Parcs & Réserves – Volume 66 – Fascicule 2 – 2011

Le rotin au Laos - REDD + RDC - Restauration des pelouses calcaires

Sommaire

Page 3 – Éditorial – par W. Delvingt
Page 4 – Évaluation du succès reproducteur de l’hélianthème jaune et de la petite pimprenelle comme indicateurs de la restauration de pelouses calcicoles. – par M. Harze, J. Piqueray, G. Mahy, J.-P. Bizoux
Page 12 – Appuyer une filière rotin certifiée au Laos, pour une gestion durable des forêts villageoises. – par T. Ledecq
Page 23 – REDD+ en République Démocratique du Congo. – par F. Hellin
Page 27 – Charles Verstraeten nous a quittés

À découvrir dans ce numéro

Les pelouses calcicoles peuvent renaître

Face à une fragmentation brutale (perte de 90% des surfaces), la restauration de ces joyaux de biodiversité en Belgique porte ses fruits. L’étude de deux plantes révèle que les espèces recolonisent activement les zones restaurées, avec un succès reproducteur parfois même supérieur à celui des pelouses anciennes. Cette renaissance démontre que la création d’un réseau écologique et une gestion adaptée (pâturage, ouverture du milieu) peuvent inverser le déclin. Un espoir concret pour sauver ces habitats uniques.

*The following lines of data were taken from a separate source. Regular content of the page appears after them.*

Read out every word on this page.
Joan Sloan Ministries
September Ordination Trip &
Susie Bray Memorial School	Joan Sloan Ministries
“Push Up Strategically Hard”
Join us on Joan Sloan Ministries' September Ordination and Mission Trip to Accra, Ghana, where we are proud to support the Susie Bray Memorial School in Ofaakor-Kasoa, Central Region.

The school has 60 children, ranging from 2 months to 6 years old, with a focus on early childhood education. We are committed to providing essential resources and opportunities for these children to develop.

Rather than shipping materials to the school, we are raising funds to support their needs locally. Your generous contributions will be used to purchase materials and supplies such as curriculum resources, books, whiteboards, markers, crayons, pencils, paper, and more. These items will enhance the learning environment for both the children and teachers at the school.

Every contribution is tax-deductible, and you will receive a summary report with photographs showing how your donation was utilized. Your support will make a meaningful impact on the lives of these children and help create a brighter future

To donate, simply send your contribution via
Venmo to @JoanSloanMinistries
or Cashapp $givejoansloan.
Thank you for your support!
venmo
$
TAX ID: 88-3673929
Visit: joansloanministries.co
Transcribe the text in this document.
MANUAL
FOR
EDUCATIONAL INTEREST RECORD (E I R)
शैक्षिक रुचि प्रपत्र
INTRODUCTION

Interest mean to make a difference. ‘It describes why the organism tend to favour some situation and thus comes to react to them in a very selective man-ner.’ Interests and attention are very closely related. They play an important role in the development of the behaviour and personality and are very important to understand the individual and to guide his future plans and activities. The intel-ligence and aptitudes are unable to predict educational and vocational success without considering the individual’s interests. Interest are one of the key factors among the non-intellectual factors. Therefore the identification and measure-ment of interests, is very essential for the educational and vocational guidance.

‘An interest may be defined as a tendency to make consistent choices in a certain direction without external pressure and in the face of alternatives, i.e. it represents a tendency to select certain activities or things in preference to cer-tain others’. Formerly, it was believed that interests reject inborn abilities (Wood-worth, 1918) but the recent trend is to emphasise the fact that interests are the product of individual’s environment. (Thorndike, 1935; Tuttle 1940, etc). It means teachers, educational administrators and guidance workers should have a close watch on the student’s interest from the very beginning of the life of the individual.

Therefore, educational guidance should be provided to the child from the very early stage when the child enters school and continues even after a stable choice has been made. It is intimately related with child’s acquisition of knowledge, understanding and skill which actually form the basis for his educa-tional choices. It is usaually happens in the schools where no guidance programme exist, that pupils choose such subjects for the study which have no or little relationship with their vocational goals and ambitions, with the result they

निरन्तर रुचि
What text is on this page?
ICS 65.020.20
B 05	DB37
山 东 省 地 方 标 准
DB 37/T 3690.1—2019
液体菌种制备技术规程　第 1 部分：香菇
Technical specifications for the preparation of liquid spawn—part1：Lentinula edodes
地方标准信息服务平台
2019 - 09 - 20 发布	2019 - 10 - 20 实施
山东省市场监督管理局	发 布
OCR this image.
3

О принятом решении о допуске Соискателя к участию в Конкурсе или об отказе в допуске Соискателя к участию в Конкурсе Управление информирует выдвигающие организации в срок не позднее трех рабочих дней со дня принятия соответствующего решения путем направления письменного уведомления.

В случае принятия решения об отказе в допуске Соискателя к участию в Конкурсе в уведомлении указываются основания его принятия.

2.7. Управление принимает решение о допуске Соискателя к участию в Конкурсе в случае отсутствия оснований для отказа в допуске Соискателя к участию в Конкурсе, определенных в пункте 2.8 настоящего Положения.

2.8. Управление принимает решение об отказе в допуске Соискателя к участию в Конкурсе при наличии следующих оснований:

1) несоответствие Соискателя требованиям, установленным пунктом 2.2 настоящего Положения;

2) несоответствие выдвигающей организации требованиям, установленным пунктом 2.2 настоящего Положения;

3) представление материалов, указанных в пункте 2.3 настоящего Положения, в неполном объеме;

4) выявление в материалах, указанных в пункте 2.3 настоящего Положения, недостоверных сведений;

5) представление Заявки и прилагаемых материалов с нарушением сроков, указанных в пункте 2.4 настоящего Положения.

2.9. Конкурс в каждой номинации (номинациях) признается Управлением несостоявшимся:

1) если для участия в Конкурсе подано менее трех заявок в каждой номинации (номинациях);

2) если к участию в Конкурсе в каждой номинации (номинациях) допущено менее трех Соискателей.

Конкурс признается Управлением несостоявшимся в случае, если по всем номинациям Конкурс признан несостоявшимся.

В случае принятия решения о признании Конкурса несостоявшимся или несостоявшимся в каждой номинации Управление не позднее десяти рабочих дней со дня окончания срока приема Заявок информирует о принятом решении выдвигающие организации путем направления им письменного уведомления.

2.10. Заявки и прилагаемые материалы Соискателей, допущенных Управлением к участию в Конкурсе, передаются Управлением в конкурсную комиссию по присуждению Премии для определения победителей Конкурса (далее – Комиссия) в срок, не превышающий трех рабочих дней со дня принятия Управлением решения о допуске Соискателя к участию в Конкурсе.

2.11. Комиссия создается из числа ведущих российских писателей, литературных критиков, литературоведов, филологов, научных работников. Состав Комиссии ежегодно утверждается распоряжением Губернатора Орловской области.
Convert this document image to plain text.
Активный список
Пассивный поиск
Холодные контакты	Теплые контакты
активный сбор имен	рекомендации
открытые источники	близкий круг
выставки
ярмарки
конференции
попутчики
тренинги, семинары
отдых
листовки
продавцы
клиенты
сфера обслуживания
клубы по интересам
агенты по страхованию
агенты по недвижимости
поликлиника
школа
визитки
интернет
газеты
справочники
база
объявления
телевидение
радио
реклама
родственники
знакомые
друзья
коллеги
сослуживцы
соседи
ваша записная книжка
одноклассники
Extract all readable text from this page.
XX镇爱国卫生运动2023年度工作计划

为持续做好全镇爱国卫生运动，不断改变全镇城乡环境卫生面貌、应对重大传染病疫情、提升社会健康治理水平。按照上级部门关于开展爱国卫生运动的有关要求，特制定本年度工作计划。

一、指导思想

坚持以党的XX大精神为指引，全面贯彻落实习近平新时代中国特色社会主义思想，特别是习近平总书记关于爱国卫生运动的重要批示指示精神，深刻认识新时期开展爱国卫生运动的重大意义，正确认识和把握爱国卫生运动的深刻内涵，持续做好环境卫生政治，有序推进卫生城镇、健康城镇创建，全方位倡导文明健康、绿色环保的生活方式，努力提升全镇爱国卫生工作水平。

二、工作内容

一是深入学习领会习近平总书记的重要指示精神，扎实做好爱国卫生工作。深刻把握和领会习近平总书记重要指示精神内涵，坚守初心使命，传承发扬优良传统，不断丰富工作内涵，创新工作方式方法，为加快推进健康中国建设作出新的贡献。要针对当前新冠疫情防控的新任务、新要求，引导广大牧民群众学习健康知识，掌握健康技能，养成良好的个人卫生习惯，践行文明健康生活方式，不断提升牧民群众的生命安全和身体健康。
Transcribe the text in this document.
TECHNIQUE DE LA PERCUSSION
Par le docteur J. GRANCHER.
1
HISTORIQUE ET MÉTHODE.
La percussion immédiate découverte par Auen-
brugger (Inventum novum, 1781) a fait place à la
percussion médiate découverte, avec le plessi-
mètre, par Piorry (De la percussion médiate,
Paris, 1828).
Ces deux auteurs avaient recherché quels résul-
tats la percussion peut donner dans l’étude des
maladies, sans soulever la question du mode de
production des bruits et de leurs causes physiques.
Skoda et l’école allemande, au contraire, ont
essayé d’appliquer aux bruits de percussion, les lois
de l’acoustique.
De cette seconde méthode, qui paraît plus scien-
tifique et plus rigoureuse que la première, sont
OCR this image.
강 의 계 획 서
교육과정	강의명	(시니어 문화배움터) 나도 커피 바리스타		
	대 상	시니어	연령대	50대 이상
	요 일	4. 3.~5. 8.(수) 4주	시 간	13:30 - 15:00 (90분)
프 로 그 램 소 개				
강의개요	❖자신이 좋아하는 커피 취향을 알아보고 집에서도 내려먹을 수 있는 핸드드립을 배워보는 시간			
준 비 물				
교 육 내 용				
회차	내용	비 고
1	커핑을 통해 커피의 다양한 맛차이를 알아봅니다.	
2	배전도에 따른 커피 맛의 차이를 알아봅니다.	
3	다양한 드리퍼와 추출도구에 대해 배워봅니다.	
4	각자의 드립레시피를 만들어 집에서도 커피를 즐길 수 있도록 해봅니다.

La première certification FSC pour le rotin : un modèle qui émerge au Laos

Face au déclin des forêts et à la surexploitation anarchique du rotin, un projet pilote au Laos démontre qu’une filière durable et certifiée est possible. En formant des groupements villageois et en établissant des plans de gestion participatifs basés sur des inventaires, le projet a permis aux communautés de valoriser leur ressource, de mieux la vendre et d’envisager la première certification FSC mondiale pour le rotin. Cette approche intégrée, qui lie conservation des forêts, revenus locaux et exigences du marché, prouve qu’il est possible de concilier exploitation économique et préservation des écosystèmes. Elle offre un modèle reproductible pour d’autres PFNL (Produits Forestiers non ligneux) dans la région.

REDD+ en RDC : un mécanisme prometteur mais mal calibré

Le mécanisme REDD+ (Réduction des Émissions dues à la Déforestation et à la Dégradation des forêts) vise à rémunérer les pays tropicaux pour préserver leurs forêts. En RDC, qui abrite 60% des forêts du Bassin du Congo, il représente un espoir climatique et financier. Mais sur le terrain, dans la Réserve de Luki, une réalité s’impose : les communautés tirent 75% de leurs revenus de l’agriculture et de la forêt. Les projets de compensation, comme déplacer les paysans, sont socialement injustes et économiquement irréalistes. Pour que REDD+ ne reste pas une coquille vide, il doit dépasser sa logique purement carbone et devenir un levier de développement rural, transformant les pratiques agricoles et garantissant des revenus durables. Sinon, ce sont les populations qui paieront le prix d’une conservation mal conçue.

Hommage à Charles Verstraeten : un discret géant de la conservation

Entomologiste réputé, ingénieur des Eaux et Forêts et Secrétaire général d’Ardenne & Gaume pendant 15 ans, Charles Verstraeten a dédié sa vie à l’étude et à la protection de la nature, notamment par la gestion de réserves comme Furfooz. Homme modeste mais d’une efficacité remarquable, son héritage perdure : la réserve du Tienne Delvaux porte désormais son nom. Un gardien passionné nous a quittés, laissant une empreinte durable sur les paysages et les esprits.